Julian Revie ’02, the president of the Yale Entrepreneurial Society, attended the Yale reception and said Levin emphasized Yale’s new need-blind admissions policy for international students in his address.
“I think [the reception] was a great idea because one of Levin’s main initiatives as Yale enters its fourth century is to make Yale be the most prominent global university. It is events like this that put Yale into the spotlight,” Revie said.
Although Levin declined to drop specific names of attendees, other guests said the reception played host to powerful players.
“It was an incredible show of very, very important people,” Garten said.

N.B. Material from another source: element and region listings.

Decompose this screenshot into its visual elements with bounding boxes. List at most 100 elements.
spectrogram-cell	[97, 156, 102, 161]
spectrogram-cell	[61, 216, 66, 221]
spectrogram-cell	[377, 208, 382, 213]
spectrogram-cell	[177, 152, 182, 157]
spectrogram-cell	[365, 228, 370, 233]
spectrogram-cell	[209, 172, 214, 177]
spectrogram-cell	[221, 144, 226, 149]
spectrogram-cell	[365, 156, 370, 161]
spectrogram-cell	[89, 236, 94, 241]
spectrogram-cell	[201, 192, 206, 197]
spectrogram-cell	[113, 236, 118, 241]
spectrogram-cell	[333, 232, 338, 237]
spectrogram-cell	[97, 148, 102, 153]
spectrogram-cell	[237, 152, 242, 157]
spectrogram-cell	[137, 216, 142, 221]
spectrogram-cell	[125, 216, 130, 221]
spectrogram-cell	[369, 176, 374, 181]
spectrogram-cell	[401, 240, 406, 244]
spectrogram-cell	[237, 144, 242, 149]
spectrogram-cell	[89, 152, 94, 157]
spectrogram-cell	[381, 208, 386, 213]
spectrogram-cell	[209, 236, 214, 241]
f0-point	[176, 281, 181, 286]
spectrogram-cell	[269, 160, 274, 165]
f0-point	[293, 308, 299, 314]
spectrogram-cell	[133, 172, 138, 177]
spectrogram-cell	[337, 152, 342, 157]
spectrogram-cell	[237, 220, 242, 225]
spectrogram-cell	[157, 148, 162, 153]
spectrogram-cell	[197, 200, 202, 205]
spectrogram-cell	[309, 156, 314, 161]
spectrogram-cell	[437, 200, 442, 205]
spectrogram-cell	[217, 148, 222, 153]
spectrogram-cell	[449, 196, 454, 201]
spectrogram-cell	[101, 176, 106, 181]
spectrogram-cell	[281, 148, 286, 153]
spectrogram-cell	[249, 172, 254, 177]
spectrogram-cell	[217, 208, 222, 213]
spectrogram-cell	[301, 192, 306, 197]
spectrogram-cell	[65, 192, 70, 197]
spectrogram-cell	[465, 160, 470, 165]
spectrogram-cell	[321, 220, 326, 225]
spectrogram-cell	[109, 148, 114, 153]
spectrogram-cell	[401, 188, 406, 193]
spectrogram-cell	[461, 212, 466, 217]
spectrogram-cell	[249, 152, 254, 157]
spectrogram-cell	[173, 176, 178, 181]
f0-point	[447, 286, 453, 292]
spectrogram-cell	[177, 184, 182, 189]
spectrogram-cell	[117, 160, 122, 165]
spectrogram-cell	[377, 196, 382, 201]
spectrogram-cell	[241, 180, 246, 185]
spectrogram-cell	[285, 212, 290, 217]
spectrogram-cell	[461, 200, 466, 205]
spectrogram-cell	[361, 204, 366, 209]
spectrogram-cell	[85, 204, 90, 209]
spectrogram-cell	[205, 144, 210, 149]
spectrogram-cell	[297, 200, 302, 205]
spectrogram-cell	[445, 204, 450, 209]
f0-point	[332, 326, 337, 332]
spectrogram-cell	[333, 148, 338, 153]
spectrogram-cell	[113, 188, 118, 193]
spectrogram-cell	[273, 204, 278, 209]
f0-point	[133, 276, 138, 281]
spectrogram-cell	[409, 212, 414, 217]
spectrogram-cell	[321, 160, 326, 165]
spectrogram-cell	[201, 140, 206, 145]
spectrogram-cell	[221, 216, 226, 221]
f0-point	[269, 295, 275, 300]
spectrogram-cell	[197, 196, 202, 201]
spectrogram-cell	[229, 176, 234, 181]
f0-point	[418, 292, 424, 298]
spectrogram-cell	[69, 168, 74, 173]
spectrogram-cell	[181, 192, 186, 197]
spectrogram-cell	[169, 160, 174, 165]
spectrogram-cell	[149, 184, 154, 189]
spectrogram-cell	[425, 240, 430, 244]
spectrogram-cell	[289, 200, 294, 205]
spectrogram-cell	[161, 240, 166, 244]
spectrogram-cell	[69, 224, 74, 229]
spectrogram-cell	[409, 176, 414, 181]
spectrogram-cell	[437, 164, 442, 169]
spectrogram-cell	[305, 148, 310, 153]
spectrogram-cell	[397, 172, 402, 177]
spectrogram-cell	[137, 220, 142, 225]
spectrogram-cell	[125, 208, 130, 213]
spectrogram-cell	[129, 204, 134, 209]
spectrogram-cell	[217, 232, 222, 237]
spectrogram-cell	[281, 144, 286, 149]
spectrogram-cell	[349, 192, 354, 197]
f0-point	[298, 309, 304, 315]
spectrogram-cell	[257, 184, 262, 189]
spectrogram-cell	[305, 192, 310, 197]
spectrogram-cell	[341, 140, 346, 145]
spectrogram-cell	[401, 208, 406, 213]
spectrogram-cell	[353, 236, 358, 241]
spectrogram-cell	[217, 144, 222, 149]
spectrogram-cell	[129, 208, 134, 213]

On Monday Levin and Lanjouw served on a panel on international property rights and their implications on global development.
Garten, at the forum for the seventh time, moderated two panels covering the changing balance between business and government in the world economy and trends in global mergers. Garten said Yale has had a significant presence at the forum for the last couple of years.
“[Levin] is seen as one of the real sort of intellectual powerhouses at the conference,” Garten said.
Esty presented a study done by Yale and Columbia University that ranked the environmental health records of the world’s nations. The findings ranked the United States 51st, with Finland finishing in first place.
“We had a very good reaction to our efforts on environmental measurement, as well as the book that has just been released measuring environmental performance,” Esty said.